A heart transplant is an open heart surgery where a diseased heart is removed and a healthy heart from a donor is sewn into place. Heart transplantation is only about 50 years old, with the first one being performed in 1967. The process has come a long way since then, and according to Wikipedia about 3500 heart transplants are performed annually worldwide in 2007. Infant heart transplants are more rare and more recent. According to the Loma Linda University website, where the first infant transplant was performed, the first infant heart transplant of a human heart was in 1985. According to Medscape Reference 350-400 pediatric heart transplants (in children 18 or younger) are performed annually, so only about 10% of the total heart transplants done each year are in children under 18, let alone infants. Because of the relative recency of heart transplantation in infants, the statistics on survival, complications, etc. is limited. But, the survival rates for younger recipients seem to be better than older recipients, which maybe a reflection of their ability to adjust their immune response system better.
Bean received her heart at Lucille Packard Children's Hospital and according to their heart transplant page they lead the nation in survival rates for one- and five-year outcomes and they have the largest group of child recipients who have survived longer than 25 years with a heart transplant! Pretty good statistics.

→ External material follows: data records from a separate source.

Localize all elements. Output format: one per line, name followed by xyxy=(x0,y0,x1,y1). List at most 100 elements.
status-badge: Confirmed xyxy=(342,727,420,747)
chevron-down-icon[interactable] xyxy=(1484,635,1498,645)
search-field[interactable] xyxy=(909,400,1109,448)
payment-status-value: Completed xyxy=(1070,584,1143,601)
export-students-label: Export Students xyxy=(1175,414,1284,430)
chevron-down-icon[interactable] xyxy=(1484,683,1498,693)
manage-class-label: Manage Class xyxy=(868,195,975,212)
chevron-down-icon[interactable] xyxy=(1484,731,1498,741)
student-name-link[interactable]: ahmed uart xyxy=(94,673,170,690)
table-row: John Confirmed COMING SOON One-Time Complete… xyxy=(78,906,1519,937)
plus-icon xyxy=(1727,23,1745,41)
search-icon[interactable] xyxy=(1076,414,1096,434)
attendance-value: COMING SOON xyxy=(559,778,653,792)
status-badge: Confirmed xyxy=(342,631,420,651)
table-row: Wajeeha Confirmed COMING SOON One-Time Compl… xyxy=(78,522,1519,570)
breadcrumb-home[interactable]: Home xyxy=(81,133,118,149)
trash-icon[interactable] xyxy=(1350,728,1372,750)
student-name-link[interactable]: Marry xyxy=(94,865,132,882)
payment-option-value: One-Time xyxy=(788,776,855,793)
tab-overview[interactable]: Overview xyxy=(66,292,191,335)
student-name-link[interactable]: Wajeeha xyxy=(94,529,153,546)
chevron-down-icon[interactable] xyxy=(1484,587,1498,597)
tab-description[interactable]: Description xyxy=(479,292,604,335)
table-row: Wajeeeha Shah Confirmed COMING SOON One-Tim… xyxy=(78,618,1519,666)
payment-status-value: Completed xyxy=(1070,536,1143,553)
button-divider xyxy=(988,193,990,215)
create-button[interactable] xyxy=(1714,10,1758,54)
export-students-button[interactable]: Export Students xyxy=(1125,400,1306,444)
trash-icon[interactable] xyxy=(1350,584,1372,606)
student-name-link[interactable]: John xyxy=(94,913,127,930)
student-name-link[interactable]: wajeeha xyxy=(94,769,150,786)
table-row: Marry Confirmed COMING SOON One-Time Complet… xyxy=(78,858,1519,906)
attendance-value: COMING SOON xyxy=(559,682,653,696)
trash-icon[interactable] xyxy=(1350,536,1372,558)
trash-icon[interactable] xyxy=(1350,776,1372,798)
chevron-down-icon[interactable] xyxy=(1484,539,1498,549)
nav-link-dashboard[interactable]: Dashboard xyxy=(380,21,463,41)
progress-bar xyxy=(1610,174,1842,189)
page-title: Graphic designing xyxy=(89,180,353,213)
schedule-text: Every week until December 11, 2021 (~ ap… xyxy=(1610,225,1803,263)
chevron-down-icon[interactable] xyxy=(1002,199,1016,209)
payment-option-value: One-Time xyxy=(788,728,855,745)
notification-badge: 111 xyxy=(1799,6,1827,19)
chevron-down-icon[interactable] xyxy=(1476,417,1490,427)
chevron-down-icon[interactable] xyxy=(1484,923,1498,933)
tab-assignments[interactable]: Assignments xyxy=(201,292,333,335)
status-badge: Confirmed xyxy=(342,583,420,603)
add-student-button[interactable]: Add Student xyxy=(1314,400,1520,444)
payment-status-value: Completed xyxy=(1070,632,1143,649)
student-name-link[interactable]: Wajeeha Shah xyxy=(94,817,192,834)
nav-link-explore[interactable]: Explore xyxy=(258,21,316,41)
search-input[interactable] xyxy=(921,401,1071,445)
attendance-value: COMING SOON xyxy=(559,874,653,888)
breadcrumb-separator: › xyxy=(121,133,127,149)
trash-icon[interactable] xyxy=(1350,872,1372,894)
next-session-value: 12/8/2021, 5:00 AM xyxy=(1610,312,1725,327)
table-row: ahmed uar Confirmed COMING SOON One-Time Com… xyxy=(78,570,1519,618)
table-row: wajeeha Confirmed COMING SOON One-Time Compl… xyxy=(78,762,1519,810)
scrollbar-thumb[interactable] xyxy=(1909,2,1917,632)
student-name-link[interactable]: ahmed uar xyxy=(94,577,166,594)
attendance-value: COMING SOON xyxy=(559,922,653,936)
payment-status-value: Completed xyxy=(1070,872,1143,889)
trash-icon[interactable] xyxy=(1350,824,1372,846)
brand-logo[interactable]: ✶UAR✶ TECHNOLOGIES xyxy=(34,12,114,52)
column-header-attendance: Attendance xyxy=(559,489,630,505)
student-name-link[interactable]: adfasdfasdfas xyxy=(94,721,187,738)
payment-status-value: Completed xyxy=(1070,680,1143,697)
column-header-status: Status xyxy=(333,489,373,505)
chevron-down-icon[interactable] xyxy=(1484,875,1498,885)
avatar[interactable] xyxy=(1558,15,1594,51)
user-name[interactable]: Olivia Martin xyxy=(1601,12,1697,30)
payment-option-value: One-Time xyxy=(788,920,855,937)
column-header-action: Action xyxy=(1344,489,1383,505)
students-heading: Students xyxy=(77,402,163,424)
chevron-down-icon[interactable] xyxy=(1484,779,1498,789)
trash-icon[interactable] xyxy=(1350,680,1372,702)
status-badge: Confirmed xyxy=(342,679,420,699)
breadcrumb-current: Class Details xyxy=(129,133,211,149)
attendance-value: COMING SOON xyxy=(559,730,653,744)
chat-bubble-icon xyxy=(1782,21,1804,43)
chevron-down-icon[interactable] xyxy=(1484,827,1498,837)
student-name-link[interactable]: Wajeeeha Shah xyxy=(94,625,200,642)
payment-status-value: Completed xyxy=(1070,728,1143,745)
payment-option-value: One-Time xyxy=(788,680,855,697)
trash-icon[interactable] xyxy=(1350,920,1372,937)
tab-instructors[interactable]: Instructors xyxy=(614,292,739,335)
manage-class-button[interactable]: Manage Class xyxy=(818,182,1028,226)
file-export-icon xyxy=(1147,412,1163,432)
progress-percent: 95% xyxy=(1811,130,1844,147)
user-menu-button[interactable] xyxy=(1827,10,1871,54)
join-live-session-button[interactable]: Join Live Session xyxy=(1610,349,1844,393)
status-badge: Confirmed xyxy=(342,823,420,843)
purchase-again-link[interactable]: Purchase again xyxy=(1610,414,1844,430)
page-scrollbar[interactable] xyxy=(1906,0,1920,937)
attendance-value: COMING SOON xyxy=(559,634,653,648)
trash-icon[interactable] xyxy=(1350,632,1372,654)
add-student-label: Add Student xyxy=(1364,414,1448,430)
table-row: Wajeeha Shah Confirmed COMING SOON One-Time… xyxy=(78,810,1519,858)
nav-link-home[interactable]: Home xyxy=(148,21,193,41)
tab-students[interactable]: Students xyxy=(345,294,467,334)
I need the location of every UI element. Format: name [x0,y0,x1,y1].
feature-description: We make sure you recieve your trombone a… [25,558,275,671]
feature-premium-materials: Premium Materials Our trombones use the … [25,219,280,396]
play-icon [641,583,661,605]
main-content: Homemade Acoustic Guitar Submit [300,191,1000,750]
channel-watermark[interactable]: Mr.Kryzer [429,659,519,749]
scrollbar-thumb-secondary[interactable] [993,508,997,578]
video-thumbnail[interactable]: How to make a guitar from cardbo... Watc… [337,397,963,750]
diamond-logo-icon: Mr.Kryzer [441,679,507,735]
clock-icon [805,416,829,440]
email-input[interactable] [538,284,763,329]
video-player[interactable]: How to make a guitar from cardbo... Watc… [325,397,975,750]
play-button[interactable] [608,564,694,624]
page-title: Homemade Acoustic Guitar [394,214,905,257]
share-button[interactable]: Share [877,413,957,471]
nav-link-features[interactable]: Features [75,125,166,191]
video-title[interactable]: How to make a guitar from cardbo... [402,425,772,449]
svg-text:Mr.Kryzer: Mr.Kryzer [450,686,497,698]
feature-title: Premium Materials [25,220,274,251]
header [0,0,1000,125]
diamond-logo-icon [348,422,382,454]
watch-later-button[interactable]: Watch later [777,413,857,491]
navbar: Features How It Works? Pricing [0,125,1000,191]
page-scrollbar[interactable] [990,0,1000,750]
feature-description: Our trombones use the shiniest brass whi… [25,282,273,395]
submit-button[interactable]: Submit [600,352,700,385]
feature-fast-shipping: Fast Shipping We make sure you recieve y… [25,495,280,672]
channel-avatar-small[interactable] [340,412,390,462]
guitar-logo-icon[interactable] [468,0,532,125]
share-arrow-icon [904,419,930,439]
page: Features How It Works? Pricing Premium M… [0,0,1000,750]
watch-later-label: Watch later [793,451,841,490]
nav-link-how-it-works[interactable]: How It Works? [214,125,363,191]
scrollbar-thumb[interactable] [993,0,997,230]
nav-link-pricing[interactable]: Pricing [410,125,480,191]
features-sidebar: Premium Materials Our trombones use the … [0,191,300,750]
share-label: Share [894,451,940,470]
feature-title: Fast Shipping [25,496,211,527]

Bean is currently on a drug regimen that requires us to administer a number of medications every morning and every evening. She started out post-transplant on about 13 medications, but has been weaned off of all but five of them! She will probably be on these five for the rest of her life. She takes two immuno-suppressants, one blood pressure medicine, one anti-statin (lipitor) and fluoride because our water does not have fluoride in it. All of them other than fluoride are liquid and are taken with a syringe - we draw up a measured amount and she takes it in her mouth. The fluoride is a chewable. She will, at some point, be able to switch over to pills, but for now, it is liquid and she has adjusted to taking them just fine. Other than that, we have to get blood draws done to check her immuno-suppressant levels every once in a while. We have to drive about 4 hours to get to Stanford for clinic appointments and biopsies to check for rejection about every three to six weeks. Overall, her life is not that much different than any other three year old. But, she is at risk of getting sick easier and staying sick longer, she obviously has ongoing medical appointments that others would not have to deal with and she suffers from some side effects of her medicine like diarrhea and stomach issues.
Overall, I can not think of a better outcome than we've had, considering how very sick she was as a baby. I am so thankful that heart transplants have become as successful as they have for infant recipients and I'm thankful she was able to get a heart when she most needed one. And we will continue to do our best to be one of the positive statistical results of heart transplantation!